Where This Breaks Down
Flat binding landscapes with shallow SAR are harder for the model to navigate. If a target's binding site is promiscuous — accepting a wide range of scaffolds with similar predicted affinity — the generator doesn't get a strong signal from the binding head and tends to optimize primarily on ADMET, which sometimes produces candidates that are overly Lipinski-compliant at the expense of any interesting chemical matter. This tends to occur on targets where the co-crystal structure is missing or uncertain, leaving the binding prediction underconfident.

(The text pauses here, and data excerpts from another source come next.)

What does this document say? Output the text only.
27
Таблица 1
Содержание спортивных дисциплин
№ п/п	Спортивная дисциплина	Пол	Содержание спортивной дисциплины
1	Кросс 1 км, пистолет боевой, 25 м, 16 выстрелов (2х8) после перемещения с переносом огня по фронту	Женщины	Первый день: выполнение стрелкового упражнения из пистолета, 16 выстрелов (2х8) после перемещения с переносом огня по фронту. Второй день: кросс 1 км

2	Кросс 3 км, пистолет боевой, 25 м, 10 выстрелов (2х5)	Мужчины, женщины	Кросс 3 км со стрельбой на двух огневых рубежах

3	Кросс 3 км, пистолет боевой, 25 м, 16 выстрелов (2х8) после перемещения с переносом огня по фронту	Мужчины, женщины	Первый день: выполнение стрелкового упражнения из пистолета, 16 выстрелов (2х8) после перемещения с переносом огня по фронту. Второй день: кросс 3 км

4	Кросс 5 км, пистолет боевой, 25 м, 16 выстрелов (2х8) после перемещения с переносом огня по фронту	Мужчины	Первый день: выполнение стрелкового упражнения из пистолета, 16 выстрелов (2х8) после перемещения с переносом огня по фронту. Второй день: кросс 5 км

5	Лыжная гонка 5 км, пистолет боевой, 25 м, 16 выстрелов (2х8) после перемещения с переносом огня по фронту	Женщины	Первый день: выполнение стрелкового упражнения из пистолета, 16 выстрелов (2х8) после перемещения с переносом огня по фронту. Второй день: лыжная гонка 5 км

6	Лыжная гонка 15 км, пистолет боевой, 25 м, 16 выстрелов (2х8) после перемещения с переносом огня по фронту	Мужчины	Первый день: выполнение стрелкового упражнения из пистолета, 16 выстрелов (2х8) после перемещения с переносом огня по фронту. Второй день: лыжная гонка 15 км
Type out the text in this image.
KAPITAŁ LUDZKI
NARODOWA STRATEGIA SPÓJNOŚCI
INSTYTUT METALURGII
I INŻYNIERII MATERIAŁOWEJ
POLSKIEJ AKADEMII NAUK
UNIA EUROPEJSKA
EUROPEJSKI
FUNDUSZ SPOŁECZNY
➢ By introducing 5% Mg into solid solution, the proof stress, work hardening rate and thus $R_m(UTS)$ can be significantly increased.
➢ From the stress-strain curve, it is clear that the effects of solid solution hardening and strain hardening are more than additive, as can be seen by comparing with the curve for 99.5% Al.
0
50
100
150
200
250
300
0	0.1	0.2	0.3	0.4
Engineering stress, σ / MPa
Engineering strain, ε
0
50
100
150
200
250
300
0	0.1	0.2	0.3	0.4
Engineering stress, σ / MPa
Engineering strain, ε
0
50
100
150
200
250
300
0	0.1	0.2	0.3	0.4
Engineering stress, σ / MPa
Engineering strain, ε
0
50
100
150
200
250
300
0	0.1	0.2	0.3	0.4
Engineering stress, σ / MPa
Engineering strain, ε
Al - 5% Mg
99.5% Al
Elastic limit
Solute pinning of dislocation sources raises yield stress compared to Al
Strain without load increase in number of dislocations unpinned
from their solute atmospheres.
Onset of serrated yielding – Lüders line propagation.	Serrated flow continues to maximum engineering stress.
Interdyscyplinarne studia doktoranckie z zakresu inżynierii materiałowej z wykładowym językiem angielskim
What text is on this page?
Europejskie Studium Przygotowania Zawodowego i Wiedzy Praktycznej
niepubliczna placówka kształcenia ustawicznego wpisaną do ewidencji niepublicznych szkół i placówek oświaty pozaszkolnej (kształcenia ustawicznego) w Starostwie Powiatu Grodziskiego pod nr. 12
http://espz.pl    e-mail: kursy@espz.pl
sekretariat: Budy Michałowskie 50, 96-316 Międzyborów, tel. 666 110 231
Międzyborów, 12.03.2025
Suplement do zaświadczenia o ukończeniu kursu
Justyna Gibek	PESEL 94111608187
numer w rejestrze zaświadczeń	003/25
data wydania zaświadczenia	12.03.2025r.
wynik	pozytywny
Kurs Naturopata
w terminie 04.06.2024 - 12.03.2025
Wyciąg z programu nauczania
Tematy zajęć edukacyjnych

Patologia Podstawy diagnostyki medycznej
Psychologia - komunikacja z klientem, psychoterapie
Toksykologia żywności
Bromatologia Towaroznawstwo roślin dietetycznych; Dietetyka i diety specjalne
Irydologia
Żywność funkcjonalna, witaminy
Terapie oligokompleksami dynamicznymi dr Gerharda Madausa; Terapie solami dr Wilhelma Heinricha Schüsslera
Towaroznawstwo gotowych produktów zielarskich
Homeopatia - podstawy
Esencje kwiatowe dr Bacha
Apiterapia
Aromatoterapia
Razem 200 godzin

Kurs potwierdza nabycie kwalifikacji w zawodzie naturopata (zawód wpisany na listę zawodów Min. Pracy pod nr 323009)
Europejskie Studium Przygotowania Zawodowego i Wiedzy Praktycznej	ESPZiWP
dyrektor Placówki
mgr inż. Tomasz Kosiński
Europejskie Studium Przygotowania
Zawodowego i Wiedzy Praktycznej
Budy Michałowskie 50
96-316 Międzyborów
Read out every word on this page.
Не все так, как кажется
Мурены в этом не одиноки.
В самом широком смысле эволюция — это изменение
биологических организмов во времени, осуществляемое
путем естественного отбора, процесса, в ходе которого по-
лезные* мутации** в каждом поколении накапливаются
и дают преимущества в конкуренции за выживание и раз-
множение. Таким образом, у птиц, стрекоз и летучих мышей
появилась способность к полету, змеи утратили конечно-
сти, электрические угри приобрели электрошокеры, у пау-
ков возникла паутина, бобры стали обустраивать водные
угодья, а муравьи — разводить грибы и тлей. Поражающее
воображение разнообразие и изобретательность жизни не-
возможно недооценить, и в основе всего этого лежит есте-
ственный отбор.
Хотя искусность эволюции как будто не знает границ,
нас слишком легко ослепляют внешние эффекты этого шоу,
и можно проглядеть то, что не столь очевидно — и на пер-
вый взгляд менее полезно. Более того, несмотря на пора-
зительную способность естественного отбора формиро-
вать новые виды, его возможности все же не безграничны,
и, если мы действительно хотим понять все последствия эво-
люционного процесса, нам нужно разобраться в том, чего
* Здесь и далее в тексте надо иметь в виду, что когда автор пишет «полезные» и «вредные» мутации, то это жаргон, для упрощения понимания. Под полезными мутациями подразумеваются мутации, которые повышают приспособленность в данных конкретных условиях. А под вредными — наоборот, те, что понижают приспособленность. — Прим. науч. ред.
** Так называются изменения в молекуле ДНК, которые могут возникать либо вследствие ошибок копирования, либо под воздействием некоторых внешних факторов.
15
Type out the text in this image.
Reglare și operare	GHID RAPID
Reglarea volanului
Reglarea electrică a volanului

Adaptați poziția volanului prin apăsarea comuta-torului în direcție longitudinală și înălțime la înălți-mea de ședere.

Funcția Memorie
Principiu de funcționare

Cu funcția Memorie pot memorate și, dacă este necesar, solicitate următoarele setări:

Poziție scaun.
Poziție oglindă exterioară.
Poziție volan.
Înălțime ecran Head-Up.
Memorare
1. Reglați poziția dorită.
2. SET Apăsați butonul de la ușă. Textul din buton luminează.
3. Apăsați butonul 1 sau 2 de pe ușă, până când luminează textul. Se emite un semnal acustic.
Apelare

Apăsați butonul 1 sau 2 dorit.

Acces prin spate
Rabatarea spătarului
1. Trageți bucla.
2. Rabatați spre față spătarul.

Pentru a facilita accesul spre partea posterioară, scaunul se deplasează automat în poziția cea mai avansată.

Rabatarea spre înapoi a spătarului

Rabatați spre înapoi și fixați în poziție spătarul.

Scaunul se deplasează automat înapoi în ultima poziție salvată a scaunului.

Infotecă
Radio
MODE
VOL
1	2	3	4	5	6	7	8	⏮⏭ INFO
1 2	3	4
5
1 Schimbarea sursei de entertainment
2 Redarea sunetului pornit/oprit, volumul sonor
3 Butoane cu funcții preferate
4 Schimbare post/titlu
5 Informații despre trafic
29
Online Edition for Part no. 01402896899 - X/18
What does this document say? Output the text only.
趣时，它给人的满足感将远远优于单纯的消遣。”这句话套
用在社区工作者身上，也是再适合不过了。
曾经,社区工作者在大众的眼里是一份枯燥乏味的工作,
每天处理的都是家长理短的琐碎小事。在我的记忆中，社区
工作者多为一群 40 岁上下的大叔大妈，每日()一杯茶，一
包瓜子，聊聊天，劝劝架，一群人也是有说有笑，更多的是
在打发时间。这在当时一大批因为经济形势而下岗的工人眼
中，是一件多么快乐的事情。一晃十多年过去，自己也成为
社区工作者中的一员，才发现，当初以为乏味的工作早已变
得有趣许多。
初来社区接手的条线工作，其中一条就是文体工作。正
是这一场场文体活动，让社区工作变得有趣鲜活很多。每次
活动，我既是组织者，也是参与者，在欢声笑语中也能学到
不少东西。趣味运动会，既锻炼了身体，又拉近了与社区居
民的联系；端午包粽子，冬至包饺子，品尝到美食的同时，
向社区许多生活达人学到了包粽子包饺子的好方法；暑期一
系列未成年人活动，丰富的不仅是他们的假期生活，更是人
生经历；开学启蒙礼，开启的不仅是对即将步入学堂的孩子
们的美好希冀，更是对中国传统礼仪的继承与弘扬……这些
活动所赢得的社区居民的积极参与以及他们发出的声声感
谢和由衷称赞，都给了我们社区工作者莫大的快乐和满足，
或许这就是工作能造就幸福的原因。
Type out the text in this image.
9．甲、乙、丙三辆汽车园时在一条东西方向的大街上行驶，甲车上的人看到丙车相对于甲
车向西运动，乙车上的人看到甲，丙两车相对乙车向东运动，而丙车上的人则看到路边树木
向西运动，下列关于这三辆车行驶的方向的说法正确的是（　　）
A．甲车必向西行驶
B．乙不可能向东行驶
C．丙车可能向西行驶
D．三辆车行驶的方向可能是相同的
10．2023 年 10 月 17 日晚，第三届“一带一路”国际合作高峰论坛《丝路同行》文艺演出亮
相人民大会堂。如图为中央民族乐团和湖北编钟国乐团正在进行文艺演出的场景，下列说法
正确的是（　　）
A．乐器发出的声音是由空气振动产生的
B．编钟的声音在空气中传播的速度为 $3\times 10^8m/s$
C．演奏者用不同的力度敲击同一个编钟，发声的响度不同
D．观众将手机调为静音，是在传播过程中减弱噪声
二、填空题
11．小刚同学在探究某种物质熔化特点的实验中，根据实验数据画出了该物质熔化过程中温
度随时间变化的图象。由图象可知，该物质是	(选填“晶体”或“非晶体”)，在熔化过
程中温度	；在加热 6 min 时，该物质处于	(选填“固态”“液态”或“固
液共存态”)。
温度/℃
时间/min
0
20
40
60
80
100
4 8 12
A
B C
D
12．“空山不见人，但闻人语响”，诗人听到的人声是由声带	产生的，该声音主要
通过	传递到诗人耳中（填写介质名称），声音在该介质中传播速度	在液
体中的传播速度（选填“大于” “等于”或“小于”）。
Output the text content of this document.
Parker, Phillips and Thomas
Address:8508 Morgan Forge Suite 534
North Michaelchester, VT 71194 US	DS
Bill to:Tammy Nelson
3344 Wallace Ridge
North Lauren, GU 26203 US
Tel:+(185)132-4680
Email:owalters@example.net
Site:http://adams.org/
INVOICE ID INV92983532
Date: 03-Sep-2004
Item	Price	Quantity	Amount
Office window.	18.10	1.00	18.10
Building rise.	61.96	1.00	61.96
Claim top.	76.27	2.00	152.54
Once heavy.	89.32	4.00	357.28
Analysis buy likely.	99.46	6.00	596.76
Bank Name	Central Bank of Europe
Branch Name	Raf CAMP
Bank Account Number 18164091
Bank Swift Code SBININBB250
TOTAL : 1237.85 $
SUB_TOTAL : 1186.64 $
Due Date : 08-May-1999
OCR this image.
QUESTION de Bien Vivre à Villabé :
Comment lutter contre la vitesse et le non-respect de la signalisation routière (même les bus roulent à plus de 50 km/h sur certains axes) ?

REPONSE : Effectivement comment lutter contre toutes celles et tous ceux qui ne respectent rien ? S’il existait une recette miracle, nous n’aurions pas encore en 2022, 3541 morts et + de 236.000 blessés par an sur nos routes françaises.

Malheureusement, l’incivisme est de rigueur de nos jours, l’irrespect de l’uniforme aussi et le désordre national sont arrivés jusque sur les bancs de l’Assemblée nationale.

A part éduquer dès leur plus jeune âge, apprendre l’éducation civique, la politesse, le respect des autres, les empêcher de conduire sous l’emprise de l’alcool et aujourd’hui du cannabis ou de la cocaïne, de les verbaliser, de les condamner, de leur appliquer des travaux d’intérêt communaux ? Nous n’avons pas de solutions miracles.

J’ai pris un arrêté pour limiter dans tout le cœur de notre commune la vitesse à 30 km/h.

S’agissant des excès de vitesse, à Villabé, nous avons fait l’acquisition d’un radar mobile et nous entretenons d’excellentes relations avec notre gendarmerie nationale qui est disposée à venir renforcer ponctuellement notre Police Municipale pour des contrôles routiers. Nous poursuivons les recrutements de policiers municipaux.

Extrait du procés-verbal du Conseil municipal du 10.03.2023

Macrocycles and natural product-like scaffolds are outside the model's reliable range. The fragment-constrained generator handles drug-like chemical space well up to about 550 Da with standard ring systems; beyond that, ring closure chemistry, macrocycle conformational sampling, and the limited training data in that MW range combine to make predictions unreliable. For programs that land in macrocycle territory, we treat computational SAR as advisory and rely more heavily on parallel synthesis.